Methods: This is a cross-sectional study, with 27 adolescents aged 14 to 17 years old committed in a MPOT between 2014 and 2015, which were analyzed the anthropometric data (body
mass, BMI and WC), body composition (RFM), physical fitness (cardiorespiratory fitness - VO2 max) and blood preassure (BP). There were used the cutoffs from The International Diabetes Federation
consensus definition of the metabolic syndrome in children and adolescents for blood pressure classification in the normal and altered. It was held descriptive statistics (mean, standard deviation and
frequency distribution) and inferential (t-student test and Mann Whitney U test) to observe the results.

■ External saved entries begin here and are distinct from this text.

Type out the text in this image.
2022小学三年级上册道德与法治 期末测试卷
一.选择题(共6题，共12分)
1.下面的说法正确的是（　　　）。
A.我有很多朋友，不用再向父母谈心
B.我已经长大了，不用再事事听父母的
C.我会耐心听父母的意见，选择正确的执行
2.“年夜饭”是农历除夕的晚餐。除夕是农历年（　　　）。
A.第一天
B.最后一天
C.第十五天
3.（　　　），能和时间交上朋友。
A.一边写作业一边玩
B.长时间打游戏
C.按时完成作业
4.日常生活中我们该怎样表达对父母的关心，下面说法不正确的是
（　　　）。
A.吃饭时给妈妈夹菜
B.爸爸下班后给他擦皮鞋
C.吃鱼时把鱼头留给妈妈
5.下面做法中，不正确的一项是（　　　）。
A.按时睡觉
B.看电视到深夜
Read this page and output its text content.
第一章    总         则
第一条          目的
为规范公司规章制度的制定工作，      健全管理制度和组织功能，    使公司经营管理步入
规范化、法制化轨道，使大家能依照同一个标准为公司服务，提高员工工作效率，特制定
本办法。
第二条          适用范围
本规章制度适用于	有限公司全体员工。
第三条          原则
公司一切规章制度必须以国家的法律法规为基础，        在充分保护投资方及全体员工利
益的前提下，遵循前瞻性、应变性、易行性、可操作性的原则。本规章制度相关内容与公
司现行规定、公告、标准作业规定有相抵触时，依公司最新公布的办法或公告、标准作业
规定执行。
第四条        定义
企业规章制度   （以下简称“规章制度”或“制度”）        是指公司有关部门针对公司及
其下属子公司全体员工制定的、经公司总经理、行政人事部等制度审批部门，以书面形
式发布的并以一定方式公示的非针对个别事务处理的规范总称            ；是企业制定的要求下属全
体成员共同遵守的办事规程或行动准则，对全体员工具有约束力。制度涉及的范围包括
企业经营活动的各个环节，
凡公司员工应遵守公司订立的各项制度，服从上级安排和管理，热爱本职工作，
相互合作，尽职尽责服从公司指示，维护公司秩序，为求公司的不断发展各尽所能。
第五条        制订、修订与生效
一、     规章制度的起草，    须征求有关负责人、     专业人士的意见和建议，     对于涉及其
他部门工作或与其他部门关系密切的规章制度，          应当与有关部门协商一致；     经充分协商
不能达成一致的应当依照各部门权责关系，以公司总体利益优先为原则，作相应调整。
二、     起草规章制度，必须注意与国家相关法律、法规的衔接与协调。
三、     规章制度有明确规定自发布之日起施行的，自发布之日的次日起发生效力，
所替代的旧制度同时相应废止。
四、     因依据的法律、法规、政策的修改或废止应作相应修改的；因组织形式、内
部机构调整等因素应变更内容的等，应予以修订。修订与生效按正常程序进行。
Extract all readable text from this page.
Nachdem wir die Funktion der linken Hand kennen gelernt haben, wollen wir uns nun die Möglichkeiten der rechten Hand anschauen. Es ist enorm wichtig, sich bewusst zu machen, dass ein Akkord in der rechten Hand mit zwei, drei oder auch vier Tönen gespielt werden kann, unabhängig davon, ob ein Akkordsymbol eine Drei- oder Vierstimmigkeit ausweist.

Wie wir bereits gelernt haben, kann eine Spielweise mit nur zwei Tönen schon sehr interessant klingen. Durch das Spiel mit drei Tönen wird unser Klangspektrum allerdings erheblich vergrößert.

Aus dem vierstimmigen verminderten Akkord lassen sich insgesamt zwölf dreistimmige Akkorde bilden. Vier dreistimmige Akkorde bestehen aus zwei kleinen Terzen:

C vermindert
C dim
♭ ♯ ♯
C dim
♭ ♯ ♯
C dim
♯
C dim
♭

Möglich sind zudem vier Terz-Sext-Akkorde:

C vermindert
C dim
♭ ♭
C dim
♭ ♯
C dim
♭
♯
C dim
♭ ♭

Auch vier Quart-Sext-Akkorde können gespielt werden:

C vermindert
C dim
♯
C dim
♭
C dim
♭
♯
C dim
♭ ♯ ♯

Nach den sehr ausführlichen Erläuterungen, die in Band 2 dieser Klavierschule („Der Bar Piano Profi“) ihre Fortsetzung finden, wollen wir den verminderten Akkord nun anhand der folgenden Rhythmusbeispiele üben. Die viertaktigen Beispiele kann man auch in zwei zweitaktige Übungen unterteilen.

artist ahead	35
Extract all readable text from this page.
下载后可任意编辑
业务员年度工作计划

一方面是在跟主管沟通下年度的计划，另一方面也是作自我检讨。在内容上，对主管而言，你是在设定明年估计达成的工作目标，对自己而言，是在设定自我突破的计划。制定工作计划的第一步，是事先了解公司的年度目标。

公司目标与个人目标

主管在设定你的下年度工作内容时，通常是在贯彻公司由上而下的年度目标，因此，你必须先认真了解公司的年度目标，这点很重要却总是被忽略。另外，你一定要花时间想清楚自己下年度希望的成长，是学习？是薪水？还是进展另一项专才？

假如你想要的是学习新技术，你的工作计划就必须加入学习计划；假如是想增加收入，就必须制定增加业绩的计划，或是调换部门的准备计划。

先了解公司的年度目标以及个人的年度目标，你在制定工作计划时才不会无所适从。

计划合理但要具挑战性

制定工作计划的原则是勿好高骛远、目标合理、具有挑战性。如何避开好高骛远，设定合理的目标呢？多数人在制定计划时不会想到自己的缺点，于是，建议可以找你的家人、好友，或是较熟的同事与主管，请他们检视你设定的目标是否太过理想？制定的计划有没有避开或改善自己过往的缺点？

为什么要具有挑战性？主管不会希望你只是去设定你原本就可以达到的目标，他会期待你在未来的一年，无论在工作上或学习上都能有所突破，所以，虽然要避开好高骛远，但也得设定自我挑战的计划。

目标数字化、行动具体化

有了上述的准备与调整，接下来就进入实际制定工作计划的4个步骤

Results: Comparing the body mass, BMI, WC, RFM and VO2max among adolescents with normal blood pressure (NBP) and altered (ABP), it was observed that the group with ABP showed the
worst results with significant differences for body mass, BMI and WC. In addition, there was a major change in prevalence of blood pressure among adolescent males, severely obese, abnormal WC, higher
RFM and lesser VO2max.
Conclusions: Body mass, BMI and WC directly influence blood pressure among adolescents, highlighting the need for obesity prevention and treatment based on multidisciplinary programs
for this population, since excess of weight is recognized as a major determinant of blood pressure elevation both in adults and in children and adolescents.